Прежде, до постигших ее несчастий, она проводила бoльшую часть времени в том, что переезжала с одного острова на другой, сопровождаемая двором, отличавшимся весьма распущенными нравами. Куда бы она ни направлялась, повсюду в честь ее прибытия устраивались всякого рода празднества и игры.
Помаре всегда проявляла любовь ко всему показному. Многие годы на королевскую казну тяжелым бременем ложилось содержание гвардейского полка. Вооруженные ружьями всех образцов и калибров, лейб-гвардейцы ходили без штанов, их форма состояла из ситцевых рубах и картонных шапок; командовал ими высоченный крикливый вождь, гордо выступавший в огненно-красной куртке. Эти герои сопровождали свою повелительницу во всех поездкам.

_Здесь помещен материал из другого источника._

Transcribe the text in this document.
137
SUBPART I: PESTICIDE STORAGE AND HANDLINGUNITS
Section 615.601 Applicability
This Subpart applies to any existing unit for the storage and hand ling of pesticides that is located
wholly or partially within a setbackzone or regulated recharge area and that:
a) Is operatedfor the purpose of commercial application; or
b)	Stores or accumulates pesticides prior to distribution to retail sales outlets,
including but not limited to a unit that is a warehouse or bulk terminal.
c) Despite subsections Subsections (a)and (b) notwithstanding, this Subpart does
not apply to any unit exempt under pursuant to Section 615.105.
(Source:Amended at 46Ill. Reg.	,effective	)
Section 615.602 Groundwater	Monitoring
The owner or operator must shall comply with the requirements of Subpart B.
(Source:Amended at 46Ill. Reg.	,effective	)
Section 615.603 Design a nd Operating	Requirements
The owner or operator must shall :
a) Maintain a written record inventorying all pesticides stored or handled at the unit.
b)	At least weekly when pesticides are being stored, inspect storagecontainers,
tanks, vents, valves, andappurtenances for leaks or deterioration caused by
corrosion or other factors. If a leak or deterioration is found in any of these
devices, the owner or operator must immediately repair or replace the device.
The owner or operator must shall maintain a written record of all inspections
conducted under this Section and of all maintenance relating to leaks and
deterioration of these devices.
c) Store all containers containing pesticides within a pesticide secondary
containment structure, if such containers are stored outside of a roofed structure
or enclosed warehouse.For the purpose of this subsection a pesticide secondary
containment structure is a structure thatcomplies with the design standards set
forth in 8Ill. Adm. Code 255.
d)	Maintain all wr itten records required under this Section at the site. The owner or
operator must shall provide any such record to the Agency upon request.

Некоторое время назад Помаре получила, в подарок от своей августейшей сестры, английской королевы Виктории, очень эффектный, но несколько тяжелый головной убор — корону, изготовленную, вероятно, по заказу каким-нибудь лондонским жестянщиком. Ее величество не подумала даже приберечь столь изящное украшение исключительно для высокоторжественных дней, бывающих так редко, и надевала корону всякий раз, как появлялась на людях; а чтобы показать свое знакомство с европейскими обычаями, Помаре вежливо приподнимала ее, приветствуя всех влиятельных иностранцев — капитанов китобойных судов и прочих, встречавшихся ей во время вечерней прогулки по Ракитовой дороге.
Прибытие и отъезд королевы всегда отмечались во дворце придворным артиллеристом — старым толстяком, который, торопясь изо всех сил, весь в поту, производил салют из охотничьих ружей, перезаряжая их со всей быстротой, на какую был способен.
Супругу таитянской государыни выпала на долю тяжелая жизнь. Бедняга! Женившись на королеве, он тем самым обрек себя на адские муки. При обращении к нему его довольно показательно величают «Помаре-Тане» (муж Помаре). В общем вполне подходящий титул для принца-супруга.
Из всех мужей, когда-либо находившихся под башмаком у своей жены, ни одного не держали в таком страхе божием, как нашего принца. Однажды, когда его cara sposa [121]давала аудиенцию депутации от капитанов судов, стоявших в Папеэте, он рискнул высказать замечание, очень не понравившееся ей. Она повернулась, дала ему пощечину и велела убираться на его нищенский остров Эймео, если он начинает задирать нос.
Побитый и опозоренный, бедный Тане ищет утешения в бутылке, или, скорей, в тыквенной бутыли. Подобно своей супруге и повелительнице, он пьет больше, чем следовало бы.
Шесть-семь лет назад, когда в Папеэте стоял американский военный корабль, весь поселок пришел в большое волнение из-за оскорбления действием, нанесенным священной особе Помаре ее пьяным Тане.
Капитан Боб как-то рассказал мне эту историю. Желая придать повествованию как можно больше наглядности, а также чем-то возместить недостаточность запаса английских слов, старик изобразил все, что произошло, в лицах, и на мою долю выпала роль королевы Таити.
По-видимому, дело было так. Однажды в воскресенье утром, после того как королева с презрением прогнала от себя Тане, к нему явилось несколько добрых приятелей и собутыльников; они стали вместе с ним сокрушаться по поводу его несчастий, ругать королеву и в конце концов потащили к тайному шинкарю, в доме которого компания основательно напилась. Придя в разгоряченное состояние, все только и говорили, что о Помаре Вахине I. «Сука, а не королева», — вероятно, высказал свое мнение один. «Это гнусно», — сказал другой. «Я бы отомстил», — воскликнул третий. «Я так и сделаю!» — икнув, произнес, должно быть, Тане, ибо он ушел и, узнав, что его царственная половина уехала кататься верхом, сел на лошадь и поскакал вдогонку.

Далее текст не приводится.